No DF, o atual governador e candidato à reeleição, Ibaneis Rocha (MDB), foi reeleito no primeiro turno, com 50,30% (832.633 votos).

Weverton Rocha (PDT-MA). Ele está afastado há 120 dias desde julho de 2022. Participou da disputa pelo governo do Maranhão, terminando em terceiro lugar, com 20,71% (714.352 votos).

Em Massachusetts, o atual governador e candidato à reeleição, Carlos Brandão (PSB), foi reeleito no primeiro turno, com 51,29% (1.769.187 votos).

Carlos Viana (PL-MG). Candidato do PL ao governo de Minas Gerais, Viana permaneceu no cargo até sua destituição devido ao calendário eleitoral de 2022. Terminou a disputa em terceiro lugar, com 7,23% (783,8 mil votos).

Em MG, o candidato à reeleição, Romeu Zema (Novo), venceu o primeiro turno e renovou o mandato por mais quatro anos. Ele registrou 56,18% (6.094.136 votos).

soraya - Comunicação em banda - Comunicação em banda

Soraya Thronicke (União Brasil-MS)

Imagem: banda de comunicação

Soraya Thronicke (União Brasil-MS). Soraya, que também esteve no cargo e saiu durante o processo eleitoral deste ano, concorreu à Presidência da República pelo União Brasil. Com 0,51% (600.953 votos) ficou em quinto lugar na disputa pela chefia do Executivo federal.

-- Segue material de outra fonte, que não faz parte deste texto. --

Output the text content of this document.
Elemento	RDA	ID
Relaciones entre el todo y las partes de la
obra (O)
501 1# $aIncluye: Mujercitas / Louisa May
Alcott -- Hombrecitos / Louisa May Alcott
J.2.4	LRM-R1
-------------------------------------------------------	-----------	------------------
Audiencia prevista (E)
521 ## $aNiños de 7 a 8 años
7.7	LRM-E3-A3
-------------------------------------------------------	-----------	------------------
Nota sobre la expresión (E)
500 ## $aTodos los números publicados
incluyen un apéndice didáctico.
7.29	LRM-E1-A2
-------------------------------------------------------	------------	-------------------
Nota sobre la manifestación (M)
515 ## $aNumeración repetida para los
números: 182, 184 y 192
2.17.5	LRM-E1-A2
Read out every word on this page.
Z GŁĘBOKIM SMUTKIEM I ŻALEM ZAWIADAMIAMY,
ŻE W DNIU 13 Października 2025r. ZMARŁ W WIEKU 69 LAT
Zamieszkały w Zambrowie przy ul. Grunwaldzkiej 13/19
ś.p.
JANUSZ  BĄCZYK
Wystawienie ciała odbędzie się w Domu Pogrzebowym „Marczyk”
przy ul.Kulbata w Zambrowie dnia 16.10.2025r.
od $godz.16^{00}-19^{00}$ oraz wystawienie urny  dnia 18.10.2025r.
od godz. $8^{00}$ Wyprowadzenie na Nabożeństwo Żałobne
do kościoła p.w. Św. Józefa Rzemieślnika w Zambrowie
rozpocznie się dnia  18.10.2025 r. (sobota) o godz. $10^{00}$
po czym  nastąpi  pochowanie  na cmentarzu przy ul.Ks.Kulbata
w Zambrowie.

Zequinha Marinho (PL-PA). Zequinha ficou em segundo lugar na disputa pelo governo do Pará, estado que reelegeu o atual presidente, Helder Barbalho (MDB) no primeiro turno.

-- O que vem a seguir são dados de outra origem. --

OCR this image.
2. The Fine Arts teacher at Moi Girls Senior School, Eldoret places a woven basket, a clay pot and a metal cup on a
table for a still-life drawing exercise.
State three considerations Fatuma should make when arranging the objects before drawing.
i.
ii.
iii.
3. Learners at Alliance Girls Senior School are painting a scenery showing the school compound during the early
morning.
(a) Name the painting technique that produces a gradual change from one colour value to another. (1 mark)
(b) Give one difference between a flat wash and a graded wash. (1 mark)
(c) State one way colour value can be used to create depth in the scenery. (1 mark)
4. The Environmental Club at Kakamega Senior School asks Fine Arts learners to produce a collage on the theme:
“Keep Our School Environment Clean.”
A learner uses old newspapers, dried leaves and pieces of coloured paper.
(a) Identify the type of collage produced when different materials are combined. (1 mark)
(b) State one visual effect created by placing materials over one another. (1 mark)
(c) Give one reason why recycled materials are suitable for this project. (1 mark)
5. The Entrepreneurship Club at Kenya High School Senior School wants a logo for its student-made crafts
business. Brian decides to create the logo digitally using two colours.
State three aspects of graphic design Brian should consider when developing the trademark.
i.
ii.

Helder teve uma votação expressiva e alcançou 70,41% (3.117.276 votos). Zequinha registrou 27,13% (1.201.079 votos).

Veneziano Vital do Rego (MDB-PB). Veneziano concorreu a governador da Paraíba e foi excluído do segundo turno. Ele estava no cargo antes do início do processo eleitoral.

Com 17,16%, o emedebista apareceu atrás de Nilvan Ferreira, do PL, com 18,68%; Pedro Cunha Lima (PSDB), com 23,90%; e João Azevêdo (PSB), com 39,65%. Os dois últimos duelam na última reta das eleições.

Styvenson Valentim (Podemos-RN). O Rio Grande do Norte reelegeu a governadora Fátima Bezerra no primeiro turno, com 58,31% (1.066.496 votos). O senador Styvenson Valentim, que assumiu o nome de capitão Styvenson, concorreu ao Podemos.

O parlamentar registrou 16,80% (307.330 votos).

Luís Carlos Heinze (PP-RS). No Rio Grande do Sul, Luis Carlos Heinze (PP) saiu do segundo turno. A fase final das eleições estaduais terá o duelo entre Onyx Lorenzoni (PL), que obteve 37,5% (2.382.026 votos); e o tucano Eduardo Leite (PSDB), com 26,81% (1.702.815 votos).

Heinze ficou em quarto lugar na disputa pela liderança do Executivo gaúcho, com apenas 4,28% (271.540 votos).

Esperidião Amin (PP-SC). Amin terminou sua participação na disputa pelo governo de Santa Catarina em quinto lugar, com 9,75% (398.092 votos).

O segundo turno envolve um duelo entre Jorginho Mello (PL), também senador, que o antecedeu com 1.575.912 votos (38,61%); e Décio Lima (PT), que registrou 17,42% (710.859 votos).

Alessandro Vieira (PSDB-SE). Vieira, que concorreu à Presidência da República durante o processo eleitoral (então aposentado), ficou em terceiro lugar em Sergipe, com 10,88% dos votos (82.945).

O segundo turno será marcado pelo confronto entre os candidatos do PT, Rogério Carvalho (também senador), e do PSD, Fábio Mitidieri. O PT teve 44,70% (338.796 votos) e o adversário 38,91% (294.936 votos).

Irajá Abreu (PSD-TO). O Tocantins reelegeu o candidato republicano Wanderlei Barbosa no primeiro turno com 58,14% (481.496 votos). Entre os candidatos derrotados ao governo, o senador Irajá ficou em quarto lugar, com 7,61% (63.048 votos).

Mara Gabrielli (PSDB-SP). A tucana Mara Gabrilli também voltará ao Senado.

Simone terminou em terceiro lugar na disputa pela presidência com 4,16% dos votos (4.915.420). Como está em seu oitavo ano de mandato, o emedebista não voltará ao Congresso.